Bei Biomethan handelt es sich um aufbereitetes Biogas, welches wiederum aus landwirtschaftlichen Reststoffen und Abfällen gewonnen wird. Abgekühlt auf -162°C entsteht flüssiges Methan bzw. Bio-LNG, welches sich vor allem zur CO2-Reduzierung im Schwerlastverkehr eignet.

Unsere Leistungen
im Bereich grüne Gase

Wir sind Ihr Ansprechpartner für alle Fragen rund um grüne Gase. INFRACON unterstützt Sie bei der Umstellung auf eine nachhaltige Gasversorgung. Unser Leistungsprogramm umfasst die folgenden vier Leistungsbereiche.
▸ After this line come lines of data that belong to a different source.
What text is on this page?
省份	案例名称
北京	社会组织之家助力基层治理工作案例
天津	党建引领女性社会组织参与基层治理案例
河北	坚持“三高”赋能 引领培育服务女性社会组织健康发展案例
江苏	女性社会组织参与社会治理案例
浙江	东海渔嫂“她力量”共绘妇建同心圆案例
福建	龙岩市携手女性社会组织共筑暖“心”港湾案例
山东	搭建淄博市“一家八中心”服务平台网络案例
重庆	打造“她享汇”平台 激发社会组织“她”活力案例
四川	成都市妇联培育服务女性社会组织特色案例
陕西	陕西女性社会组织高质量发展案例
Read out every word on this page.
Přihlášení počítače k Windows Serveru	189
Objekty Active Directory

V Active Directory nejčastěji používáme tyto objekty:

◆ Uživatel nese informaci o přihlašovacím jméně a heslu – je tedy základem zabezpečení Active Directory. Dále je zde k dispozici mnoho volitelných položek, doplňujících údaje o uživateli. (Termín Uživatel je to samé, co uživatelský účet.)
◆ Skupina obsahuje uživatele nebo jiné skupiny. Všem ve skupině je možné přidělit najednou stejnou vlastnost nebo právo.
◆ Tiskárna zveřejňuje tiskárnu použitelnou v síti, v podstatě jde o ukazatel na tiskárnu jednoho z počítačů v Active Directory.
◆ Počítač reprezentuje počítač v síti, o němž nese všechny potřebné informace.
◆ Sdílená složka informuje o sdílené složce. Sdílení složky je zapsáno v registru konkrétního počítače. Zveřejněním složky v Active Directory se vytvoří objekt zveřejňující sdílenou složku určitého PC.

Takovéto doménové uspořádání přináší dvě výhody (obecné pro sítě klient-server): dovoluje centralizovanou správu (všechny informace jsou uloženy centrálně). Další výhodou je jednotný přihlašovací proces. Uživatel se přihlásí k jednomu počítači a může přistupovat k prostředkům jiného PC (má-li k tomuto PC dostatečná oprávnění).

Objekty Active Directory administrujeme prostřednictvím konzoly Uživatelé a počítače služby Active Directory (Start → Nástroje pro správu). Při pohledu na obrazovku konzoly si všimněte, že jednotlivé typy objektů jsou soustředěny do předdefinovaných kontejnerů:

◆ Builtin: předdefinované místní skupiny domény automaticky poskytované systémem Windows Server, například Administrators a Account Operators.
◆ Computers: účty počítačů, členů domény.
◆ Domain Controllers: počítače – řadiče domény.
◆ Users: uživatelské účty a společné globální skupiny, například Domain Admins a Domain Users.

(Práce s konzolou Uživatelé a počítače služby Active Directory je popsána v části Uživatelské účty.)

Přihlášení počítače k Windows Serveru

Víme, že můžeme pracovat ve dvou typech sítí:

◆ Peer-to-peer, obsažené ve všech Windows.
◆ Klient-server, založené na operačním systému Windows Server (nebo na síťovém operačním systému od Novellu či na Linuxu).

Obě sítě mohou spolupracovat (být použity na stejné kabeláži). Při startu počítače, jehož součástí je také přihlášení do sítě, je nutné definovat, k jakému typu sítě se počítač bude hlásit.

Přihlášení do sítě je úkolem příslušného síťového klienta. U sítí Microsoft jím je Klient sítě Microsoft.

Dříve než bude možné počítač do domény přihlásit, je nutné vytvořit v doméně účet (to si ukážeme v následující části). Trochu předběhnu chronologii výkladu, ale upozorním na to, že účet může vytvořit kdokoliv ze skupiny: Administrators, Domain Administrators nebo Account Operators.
Machbarkeits­studie zu grünen Gasen

Beim Einsatz von bzw. der Transformation zu grünen Gasen sind viele Aspekte zu berücksichtigen. INFRACON unterstützt Sie mit individuellen Machbarkeitsstudien, um Ihre Investitionsentscheidungen passgenau und unternehmensscharf treffen zu können. Wir berücksichtigen dabei Ihren Kapazitätsbedarf und ziehen bestehende sowie zukünftig notwendige technische Anlagen in die Untersuchung mit ein. Wir prüfen regionale und überregionale Erzeugungs- und Transportkapazitäten erneuerbarer Gase – von Wasserstoff in verschiedenen Mischverhältnissen, reinem Wasserstoff, Biomethan oder synthetischen Gasen (SNG).

H2 ready

Der Einsatz von Wasserstoff ist in der energieintensiven Industrie oftmals notwendig, um die nationalen und europäischen Klimaziele zu erreichen. Daher sollte man sich frühzeitig mit der Wasserstoffverträglichkeit seiner Anlagen und Netze auseinandersetzen. INFRACON bietet Ihnen ein breites Spektrum an Verträglichkeitsprüfungen, Analysen und Transformationskonzepten (Zielkonzepte) für einen planbaren und sicheren Betrieb Ihrer Anlagen.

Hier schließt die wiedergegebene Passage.